XBRL for Newly Public Companies
S-1? Congratulations! Cue the balloons and confetti!
Now that the celebration has been taken care of, there are a few other things that need to be addressed. Once your company goes public, you will have a lot more rules and regulations to keep track of, not to mention numerous reports to prepare and file with the SEC.
You're probably aware that public companies are filing their financial statements and footnotes in XBRL, and you may be wondering how that works. If you haven't previously filed with the SEC, you'll submit your first XBRL filing with your first 10-Q.
You may have heard that in the beginning, companies had a phase-in period for their XBRL filings. During this time, companies had a year to file minimally tagged financials—called block tagging—before they started tagging all the amounts in the financials—known as detail tagging. The phase-in period was designed to allow companies time to become comfortable with XBRL and also to allow solution providers to develop products to support these filings.
The phase-in period ended in 2012 per Rule 405 of Regulation S-T, paragraph (f). Today all public companies are subject to the full tagging provisions with their first 10-Q.
Don't panic!

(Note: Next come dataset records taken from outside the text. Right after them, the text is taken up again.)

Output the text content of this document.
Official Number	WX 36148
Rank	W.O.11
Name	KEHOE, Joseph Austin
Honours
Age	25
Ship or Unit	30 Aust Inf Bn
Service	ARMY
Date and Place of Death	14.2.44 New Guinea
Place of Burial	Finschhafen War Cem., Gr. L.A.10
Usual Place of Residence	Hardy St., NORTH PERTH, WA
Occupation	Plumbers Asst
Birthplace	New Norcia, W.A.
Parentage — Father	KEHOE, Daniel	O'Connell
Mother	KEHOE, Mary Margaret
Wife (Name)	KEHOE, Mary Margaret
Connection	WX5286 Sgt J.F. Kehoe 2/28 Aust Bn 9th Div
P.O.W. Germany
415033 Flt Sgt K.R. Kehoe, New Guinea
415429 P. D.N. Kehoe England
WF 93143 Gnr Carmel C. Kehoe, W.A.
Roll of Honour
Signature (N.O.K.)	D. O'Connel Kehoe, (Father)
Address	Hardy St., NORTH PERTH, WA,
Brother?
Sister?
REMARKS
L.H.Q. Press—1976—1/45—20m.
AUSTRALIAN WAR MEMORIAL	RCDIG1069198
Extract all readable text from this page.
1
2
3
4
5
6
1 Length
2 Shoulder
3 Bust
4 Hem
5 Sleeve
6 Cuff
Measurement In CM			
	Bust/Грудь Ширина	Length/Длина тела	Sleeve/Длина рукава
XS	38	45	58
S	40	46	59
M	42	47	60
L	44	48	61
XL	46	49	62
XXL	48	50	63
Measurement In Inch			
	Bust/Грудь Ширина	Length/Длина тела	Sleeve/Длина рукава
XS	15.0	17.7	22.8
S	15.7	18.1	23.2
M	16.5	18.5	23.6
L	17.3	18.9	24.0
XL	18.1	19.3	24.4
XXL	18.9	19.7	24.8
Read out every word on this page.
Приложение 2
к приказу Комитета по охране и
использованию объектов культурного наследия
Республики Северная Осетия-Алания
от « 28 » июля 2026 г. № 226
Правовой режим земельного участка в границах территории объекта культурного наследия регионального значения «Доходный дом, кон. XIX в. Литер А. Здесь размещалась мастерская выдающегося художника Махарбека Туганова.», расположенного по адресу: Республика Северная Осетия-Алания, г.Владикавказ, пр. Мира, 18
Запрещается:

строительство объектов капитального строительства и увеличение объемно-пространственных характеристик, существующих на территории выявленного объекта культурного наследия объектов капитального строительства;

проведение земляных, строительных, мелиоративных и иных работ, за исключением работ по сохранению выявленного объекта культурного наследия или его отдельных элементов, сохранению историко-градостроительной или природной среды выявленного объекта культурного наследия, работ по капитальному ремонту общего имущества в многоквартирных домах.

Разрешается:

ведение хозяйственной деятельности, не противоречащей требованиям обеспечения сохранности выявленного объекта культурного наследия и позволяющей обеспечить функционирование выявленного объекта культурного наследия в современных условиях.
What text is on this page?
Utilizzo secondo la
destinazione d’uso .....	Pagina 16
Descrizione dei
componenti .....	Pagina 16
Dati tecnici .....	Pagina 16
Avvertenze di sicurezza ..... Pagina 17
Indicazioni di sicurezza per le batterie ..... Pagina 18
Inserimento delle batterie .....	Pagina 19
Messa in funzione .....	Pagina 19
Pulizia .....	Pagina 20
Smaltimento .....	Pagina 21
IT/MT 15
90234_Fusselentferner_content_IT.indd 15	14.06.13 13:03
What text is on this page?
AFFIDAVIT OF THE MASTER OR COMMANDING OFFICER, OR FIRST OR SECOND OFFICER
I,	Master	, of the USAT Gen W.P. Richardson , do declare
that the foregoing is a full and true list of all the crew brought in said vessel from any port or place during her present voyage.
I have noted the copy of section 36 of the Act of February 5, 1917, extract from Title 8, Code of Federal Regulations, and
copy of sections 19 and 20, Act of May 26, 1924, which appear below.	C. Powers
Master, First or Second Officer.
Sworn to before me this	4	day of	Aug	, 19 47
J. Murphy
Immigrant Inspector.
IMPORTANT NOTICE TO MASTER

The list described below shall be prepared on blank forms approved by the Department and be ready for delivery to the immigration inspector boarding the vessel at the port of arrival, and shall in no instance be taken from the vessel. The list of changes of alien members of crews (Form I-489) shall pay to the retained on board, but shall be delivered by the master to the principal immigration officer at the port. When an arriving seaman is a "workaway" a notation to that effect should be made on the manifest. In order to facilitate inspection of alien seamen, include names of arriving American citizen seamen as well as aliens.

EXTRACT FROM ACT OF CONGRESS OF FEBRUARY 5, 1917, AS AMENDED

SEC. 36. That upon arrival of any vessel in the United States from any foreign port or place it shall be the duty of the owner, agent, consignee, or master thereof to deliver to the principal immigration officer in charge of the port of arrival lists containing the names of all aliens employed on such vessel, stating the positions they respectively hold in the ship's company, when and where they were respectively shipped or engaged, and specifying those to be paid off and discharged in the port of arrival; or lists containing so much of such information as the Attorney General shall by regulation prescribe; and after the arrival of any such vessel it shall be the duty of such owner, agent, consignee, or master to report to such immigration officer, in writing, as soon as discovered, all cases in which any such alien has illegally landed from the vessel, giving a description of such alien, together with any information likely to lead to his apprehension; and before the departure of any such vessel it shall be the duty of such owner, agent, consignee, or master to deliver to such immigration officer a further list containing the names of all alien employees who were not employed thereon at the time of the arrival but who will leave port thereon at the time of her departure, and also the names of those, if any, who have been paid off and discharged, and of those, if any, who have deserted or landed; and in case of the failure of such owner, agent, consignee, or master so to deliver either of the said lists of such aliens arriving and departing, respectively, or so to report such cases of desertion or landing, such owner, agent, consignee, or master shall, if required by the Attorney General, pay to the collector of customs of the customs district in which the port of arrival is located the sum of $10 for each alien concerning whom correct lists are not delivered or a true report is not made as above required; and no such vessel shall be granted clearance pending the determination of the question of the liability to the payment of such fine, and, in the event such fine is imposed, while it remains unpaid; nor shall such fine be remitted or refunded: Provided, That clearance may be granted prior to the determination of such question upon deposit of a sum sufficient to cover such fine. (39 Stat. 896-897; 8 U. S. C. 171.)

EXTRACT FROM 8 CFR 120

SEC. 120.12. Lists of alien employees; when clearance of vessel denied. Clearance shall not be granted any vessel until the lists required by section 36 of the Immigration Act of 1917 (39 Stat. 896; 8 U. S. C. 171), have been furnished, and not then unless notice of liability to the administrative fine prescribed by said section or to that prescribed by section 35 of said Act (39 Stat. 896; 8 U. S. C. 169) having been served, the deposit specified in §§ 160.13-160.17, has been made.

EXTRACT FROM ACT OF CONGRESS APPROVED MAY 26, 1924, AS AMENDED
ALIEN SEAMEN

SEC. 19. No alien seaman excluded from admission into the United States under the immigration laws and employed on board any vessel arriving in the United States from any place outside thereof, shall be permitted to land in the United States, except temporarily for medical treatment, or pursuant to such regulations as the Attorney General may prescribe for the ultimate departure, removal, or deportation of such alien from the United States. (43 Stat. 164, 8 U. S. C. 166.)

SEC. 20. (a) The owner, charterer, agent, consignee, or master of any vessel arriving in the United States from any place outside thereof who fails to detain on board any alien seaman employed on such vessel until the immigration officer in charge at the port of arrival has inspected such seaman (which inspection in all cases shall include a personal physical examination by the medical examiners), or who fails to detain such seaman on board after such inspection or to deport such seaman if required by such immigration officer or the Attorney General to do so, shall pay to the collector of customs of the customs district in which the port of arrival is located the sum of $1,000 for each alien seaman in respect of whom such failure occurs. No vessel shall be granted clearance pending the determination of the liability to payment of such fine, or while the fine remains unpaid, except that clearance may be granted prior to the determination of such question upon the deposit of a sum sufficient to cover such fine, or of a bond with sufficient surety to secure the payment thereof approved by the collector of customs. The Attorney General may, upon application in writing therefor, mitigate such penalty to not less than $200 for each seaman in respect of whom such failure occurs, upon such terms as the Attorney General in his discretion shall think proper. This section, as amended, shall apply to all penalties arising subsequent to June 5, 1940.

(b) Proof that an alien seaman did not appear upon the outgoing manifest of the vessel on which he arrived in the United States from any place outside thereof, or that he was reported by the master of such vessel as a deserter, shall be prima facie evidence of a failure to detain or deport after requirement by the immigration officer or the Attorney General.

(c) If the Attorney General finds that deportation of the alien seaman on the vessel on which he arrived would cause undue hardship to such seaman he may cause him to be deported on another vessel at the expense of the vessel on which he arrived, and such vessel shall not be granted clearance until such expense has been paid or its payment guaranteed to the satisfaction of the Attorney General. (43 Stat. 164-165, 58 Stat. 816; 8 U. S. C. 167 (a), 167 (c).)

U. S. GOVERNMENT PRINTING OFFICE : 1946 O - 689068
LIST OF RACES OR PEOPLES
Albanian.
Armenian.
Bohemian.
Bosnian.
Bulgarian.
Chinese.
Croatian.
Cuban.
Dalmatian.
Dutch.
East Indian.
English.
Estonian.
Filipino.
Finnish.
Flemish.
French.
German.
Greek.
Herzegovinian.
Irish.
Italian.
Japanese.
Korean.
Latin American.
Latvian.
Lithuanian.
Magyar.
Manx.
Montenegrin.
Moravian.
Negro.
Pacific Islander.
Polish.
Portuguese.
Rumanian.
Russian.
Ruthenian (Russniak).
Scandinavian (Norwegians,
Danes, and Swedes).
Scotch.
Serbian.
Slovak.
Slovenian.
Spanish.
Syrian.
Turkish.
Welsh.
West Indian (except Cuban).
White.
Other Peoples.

There is good news.
If you need it, you are entitled to a 30-day grace period for your first XBRL filing. However, if you take advantage of this grace period, don't forget that the XBRL exhibit would then need to be filed on an amended 10-Q, or 10-Q/A due to Rule 405 of Regulation S-T, paragraph (a).
So what does this mean for you? If there are mistakes in your XBRL data, you could be subject to additional review by the SEC on your entire filing. With added pressure on the SEC to improve the quality of the data, an increase in comment letters is expected over the next year. As a result, the quality of your XBRL is more important than ever.